Agricultural Leadership, Education & Communication Department

 

Date of this Version

7-2009

Comments

A DISSERTATION Presented to the Faculty of The Graduate College at the University of Nebraska In Partial Fulfillment of the Requirements For the Degree of Doctor of Philosophy, Major: Human Sciences (Leadership Studies), Under the Supervision of Professor Susan M. Fritz. Lincoln, Nebraska: July, 2009
Copyright 2010 Kem M. Gambrell

Abstract

The purpose of this critical grounded theory qualitative study was to explore Lakota Leadership from a Native perspective. Interviews were conducted with enrolled members of a Lakota tribe in an urban setting as well as on the Rosebud reservation to gain better awareness of leadership through a non-mainstream viewpoint. Previously, in order to understand leaders and followers, research limited its scope of discernment to dominant society, implying that non-mainstream individuals will acquiesce, or that differences found are inconsequential. Leadership scholars also have implied that leadership theory is “universal enough”, and can be applied globally regardless of influences such as race, gender or culture. The purpose of this study, therefore, was to bridge the gap between what is known in the leadership field with non-dominant society perspectives.

Participants shared their perceptions of Lakota leadership and the characteristics, qualities, and traits that were needed to be successful leaders.

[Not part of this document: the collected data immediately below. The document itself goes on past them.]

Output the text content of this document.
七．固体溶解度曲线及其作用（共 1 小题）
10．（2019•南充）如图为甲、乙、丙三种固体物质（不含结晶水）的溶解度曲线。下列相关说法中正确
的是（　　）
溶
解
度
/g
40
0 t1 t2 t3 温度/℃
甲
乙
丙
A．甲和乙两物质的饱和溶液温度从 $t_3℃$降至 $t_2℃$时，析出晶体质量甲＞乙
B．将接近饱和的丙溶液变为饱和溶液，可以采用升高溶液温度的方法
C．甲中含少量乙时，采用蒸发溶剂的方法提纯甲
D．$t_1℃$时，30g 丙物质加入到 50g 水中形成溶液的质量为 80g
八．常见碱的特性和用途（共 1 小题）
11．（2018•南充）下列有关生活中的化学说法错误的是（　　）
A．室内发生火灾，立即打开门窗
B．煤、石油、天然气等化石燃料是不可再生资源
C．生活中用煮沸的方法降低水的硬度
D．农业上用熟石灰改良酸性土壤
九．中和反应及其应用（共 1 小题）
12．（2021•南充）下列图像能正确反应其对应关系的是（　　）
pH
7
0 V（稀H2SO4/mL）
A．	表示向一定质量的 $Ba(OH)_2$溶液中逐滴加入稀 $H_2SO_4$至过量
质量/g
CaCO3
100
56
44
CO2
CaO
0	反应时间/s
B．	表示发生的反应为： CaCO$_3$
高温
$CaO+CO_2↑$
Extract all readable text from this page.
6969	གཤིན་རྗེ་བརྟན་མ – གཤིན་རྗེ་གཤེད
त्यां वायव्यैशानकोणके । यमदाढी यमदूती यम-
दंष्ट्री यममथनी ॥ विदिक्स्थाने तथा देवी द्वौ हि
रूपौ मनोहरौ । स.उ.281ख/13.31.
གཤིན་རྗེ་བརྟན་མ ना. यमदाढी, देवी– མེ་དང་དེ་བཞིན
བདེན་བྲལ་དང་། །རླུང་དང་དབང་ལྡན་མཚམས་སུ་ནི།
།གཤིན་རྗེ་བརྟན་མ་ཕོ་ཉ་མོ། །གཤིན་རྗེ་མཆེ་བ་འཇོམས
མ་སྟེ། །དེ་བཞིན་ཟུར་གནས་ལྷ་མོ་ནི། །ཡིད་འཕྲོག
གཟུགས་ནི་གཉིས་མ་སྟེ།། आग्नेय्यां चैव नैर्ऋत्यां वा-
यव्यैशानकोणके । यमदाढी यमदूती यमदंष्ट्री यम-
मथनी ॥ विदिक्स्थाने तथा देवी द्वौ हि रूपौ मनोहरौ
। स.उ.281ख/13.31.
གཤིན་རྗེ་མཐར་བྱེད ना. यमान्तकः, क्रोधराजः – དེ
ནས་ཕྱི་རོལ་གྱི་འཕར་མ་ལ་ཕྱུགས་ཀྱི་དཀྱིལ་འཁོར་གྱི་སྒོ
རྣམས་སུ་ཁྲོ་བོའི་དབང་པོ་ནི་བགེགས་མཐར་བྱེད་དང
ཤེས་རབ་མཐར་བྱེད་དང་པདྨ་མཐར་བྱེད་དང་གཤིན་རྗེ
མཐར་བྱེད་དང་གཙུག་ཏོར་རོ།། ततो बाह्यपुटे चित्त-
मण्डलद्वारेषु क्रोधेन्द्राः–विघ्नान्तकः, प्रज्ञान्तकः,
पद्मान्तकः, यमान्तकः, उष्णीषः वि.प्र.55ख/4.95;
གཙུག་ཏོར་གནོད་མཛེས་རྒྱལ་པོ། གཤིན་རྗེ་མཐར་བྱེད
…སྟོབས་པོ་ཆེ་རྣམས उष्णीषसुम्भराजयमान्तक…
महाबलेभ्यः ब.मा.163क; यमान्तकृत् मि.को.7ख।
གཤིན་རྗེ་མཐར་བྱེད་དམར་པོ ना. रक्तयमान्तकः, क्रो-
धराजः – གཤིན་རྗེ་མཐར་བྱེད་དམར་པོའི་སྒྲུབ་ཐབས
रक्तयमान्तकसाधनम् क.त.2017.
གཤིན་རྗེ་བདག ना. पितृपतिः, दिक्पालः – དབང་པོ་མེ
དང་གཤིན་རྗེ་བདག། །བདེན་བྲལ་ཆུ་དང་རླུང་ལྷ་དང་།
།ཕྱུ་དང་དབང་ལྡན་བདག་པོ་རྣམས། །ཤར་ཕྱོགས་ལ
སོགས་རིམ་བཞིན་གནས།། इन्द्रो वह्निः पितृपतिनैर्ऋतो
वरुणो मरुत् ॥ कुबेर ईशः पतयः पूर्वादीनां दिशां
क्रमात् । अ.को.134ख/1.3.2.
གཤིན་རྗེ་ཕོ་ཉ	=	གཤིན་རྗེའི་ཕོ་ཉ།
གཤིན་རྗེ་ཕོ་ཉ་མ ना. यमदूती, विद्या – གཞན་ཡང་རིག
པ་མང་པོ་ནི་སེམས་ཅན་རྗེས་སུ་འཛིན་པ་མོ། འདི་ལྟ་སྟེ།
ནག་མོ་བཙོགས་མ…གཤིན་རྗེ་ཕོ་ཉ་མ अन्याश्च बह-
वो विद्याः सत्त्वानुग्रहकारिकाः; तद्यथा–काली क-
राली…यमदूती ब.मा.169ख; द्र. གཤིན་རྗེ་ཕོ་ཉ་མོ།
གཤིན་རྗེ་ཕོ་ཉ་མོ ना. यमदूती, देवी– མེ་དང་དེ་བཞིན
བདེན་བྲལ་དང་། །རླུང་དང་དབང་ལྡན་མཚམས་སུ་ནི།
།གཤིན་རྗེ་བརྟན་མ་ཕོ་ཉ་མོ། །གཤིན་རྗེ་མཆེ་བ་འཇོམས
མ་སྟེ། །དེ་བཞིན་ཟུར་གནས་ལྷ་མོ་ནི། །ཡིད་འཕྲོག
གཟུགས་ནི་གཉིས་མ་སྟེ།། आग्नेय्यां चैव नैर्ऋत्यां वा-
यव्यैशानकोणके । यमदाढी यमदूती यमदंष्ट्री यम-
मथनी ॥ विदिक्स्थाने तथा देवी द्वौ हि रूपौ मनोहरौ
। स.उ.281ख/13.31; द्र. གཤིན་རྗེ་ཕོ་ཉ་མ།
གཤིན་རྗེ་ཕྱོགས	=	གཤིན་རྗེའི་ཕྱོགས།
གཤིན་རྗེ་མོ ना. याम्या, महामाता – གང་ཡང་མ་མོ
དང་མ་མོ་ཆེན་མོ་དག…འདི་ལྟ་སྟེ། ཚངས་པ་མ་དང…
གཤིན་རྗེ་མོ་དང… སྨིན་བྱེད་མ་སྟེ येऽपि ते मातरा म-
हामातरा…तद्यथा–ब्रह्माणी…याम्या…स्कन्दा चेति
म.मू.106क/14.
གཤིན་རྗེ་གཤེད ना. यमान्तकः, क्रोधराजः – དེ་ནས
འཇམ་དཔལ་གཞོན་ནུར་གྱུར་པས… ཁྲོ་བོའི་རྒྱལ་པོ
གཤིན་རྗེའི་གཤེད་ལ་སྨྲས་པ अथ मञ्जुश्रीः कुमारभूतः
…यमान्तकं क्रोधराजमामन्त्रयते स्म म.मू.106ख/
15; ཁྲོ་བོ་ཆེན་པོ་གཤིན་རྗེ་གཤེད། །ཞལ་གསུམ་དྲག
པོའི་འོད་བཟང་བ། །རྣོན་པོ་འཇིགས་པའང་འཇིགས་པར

From the data, six major categories emerged: Traditional Values and Behaviors, Putting Others First, Leadership Qualities, The Red Road, Nation Building, and Barriers. In addition, five minor categories also surfaced: Men as Leaders, Women as Leaders, and Fallen Leaders, from the category Leadership Qualities, and “Real” Native and Bi-cultural, from Nation Building.

Findings determined that Lakota leadership is not completely defined or explained by current leadership theory. While aspects of Lakota and leadership theory may be similar in some dimensions, there is not a strong association to mainstream theories.